Exception raised from alloc_buffer_block at /Users/runner/work/pytorch/pytorch/pytorch/aten/src/ATen/mps/MPSAllocator.mm:235 (most recent call first):
frame #0: c10::Error::Error(c10::SourceLocation, std::__1::basic_string<char, std::__1::char_traits<char>, std::__1::allocator<char> >) + 81 (0x105c22ca1 in libc10.dylib)

I would recommend you to drastically lower the virtual_batch_size = and eventually batch_size = in your tabnet_config()

Let me know if it helps

cgoo4 commented 10 months ago

Hi @cregouby - I've tried progressively reducing virtual_batch_size to 16, but tabnet_fit still hangs. tabnet_pretrain runs using the defaults.
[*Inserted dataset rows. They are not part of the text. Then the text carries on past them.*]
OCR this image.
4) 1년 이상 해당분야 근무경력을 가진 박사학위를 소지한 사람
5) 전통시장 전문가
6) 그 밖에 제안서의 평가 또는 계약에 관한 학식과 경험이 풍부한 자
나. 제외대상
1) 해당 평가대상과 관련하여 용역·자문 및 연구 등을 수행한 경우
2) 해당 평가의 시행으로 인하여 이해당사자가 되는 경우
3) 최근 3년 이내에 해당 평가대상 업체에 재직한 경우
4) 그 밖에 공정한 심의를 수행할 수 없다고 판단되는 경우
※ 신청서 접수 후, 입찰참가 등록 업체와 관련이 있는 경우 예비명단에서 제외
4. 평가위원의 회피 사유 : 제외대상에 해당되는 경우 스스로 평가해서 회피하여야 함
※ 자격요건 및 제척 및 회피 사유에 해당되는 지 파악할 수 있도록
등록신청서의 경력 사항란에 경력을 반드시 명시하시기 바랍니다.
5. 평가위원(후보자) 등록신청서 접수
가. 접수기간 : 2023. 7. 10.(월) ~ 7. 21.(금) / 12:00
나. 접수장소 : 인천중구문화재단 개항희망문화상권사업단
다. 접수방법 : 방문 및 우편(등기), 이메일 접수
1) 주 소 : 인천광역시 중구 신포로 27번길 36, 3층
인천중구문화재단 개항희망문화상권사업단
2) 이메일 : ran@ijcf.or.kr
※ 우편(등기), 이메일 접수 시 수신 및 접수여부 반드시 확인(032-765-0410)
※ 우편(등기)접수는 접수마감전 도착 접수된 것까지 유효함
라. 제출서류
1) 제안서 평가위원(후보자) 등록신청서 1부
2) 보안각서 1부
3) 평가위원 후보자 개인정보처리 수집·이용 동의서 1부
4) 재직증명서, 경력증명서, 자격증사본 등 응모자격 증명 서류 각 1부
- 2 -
Both produce the message.

I'm using an M2 Max with 64 GB memory.

image
cregouby commented 10 months ago

Hello @cgoo4 The problem is not linked to using tabnet_model = as the second run of whatever training on device="mps" hits the issue.

There are a lot of opened issues currently on device="mps" on sonoma OS (tensorflow, pytorch, ...) so I guess there is nothing we can do until the apple dev fix the MPS code.